The Problem
Given the root of a binary tree, invert the tree, and return its root.
Examples
Input: root = [4,2,7,1,3,6,9]
Output: [4,7,2,9,6,3,1]
Input: root = [2,1,3]
Output: [2,3,1]
Input: root = []
Output: []
Constraints
- The number of nodes in the tree is in the range [0, 100].
- -100 <= Node.val <= 100
Depth First Search Solution
func invertTree(_ root: TreeNode?) -> TreeNode? {
if root == nil {
return nil
}
let tmp = root?.left
root?.left = root?.right
root?.right = tmp
invertTree(root?.left)
invertTree(root?.right)
return root
}
Explanation
When working with trees, we often consider two general ways to solve these problems: depth-first search (DFS) and breadth-first search (BFS).

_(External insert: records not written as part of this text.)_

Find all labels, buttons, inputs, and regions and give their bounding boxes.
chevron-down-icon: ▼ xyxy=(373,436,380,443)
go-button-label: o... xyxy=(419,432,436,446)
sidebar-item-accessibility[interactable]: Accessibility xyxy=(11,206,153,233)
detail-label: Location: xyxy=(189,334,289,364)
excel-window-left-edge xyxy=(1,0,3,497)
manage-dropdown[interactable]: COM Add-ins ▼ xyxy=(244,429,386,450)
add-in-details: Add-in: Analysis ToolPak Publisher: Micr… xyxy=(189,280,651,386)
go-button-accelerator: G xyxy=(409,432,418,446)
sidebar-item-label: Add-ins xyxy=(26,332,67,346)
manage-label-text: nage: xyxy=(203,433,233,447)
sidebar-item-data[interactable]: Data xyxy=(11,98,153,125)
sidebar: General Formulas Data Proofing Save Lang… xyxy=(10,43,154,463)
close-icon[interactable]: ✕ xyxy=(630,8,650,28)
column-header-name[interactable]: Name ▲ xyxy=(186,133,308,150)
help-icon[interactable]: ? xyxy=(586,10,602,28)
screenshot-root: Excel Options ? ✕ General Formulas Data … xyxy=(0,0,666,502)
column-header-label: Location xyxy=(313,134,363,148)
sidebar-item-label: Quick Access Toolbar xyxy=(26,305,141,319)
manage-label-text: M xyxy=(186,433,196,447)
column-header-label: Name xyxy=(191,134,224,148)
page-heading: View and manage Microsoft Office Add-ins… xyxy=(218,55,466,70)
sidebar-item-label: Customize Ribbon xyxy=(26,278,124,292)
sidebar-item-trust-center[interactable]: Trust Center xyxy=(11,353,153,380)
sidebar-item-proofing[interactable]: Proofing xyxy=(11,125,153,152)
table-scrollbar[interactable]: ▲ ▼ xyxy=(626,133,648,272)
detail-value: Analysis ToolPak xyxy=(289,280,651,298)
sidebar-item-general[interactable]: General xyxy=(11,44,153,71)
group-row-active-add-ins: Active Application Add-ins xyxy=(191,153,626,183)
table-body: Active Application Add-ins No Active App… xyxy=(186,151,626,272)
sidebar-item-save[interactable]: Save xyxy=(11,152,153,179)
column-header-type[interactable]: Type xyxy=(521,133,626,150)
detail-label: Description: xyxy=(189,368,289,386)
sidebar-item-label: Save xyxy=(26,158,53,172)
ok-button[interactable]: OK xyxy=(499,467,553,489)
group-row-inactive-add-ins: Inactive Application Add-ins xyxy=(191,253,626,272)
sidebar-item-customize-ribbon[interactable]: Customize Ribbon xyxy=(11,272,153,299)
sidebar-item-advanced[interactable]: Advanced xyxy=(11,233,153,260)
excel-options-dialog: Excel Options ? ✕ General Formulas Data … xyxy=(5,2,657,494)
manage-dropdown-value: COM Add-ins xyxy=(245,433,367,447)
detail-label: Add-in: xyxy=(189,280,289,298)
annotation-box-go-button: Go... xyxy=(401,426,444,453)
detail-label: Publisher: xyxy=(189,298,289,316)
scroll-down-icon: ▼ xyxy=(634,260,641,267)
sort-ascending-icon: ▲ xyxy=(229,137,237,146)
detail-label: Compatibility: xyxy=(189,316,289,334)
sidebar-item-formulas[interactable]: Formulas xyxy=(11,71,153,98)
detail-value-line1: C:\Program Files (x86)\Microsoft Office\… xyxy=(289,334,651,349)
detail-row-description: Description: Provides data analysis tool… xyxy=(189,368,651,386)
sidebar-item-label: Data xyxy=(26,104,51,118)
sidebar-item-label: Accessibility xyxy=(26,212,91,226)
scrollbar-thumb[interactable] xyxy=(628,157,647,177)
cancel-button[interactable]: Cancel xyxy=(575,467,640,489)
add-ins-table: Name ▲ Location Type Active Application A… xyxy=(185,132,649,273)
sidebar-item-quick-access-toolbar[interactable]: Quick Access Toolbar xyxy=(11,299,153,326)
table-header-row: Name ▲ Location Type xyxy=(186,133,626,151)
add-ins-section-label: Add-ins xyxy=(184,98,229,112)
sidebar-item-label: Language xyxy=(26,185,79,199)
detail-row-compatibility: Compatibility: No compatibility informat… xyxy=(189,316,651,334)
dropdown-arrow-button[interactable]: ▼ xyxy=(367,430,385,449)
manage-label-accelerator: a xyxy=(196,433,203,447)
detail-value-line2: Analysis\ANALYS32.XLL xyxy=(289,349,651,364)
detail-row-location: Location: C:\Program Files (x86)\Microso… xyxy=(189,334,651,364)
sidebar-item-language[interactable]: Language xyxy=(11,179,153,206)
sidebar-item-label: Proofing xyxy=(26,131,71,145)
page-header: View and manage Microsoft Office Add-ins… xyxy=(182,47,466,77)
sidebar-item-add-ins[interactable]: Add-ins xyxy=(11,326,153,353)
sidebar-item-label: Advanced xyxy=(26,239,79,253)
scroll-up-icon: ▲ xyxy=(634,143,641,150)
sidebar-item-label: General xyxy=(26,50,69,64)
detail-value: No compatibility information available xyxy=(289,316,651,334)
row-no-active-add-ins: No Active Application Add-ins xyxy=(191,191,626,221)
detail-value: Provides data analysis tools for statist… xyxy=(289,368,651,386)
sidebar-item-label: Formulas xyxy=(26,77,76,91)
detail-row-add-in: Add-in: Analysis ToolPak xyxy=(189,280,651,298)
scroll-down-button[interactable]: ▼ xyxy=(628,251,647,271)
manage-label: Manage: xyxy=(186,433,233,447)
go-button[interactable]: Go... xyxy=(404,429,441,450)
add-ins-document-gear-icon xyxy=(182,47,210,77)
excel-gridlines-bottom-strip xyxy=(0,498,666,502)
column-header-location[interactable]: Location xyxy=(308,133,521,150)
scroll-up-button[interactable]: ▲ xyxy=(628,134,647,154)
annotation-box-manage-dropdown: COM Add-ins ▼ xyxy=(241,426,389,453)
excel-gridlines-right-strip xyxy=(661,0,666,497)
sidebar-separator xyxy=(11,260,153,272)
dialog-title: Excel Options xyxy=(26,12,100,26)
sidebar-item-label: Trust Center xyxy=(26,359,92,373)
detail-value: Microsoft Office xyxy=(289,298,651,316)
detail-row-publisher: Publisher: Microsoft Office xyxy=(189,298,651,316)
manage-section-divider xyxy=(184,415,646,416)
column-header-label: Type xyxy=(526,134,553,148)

In this case, we use the DFS algorithm, where we swap the left subtree with the right subtree and recursively call invertTree on the left and right nodes.
Time/Space Complexity
- Time complexity: O(n)
- Space complexity: O(n)
Breadth First Search Solution
func invertTree(_ root: TreeNode?) -> TreeNode? {
if root == nil {
return nil
}
var q: [TreeNode?] = [root]
while !q.isEmpty {
let node = q.removeFirst()
let tmp = node?.left
node?.left = node?.right
node?.right = tmp
if node?.left != nil {
q.append(node?.left)
}
if node?.right != nil {
q.append(node?.right)
}
}
return root
}
Explanation
To solve this problem using BFS, we initialize a queue and traverse the tree level by level, swapping the left and right subtrees until the queue is empty.
We also update the queue by adding the left or right nodes if they exist.
Time/Space Complexity
- Time complexity: O(n)
- Space complexity: O(n)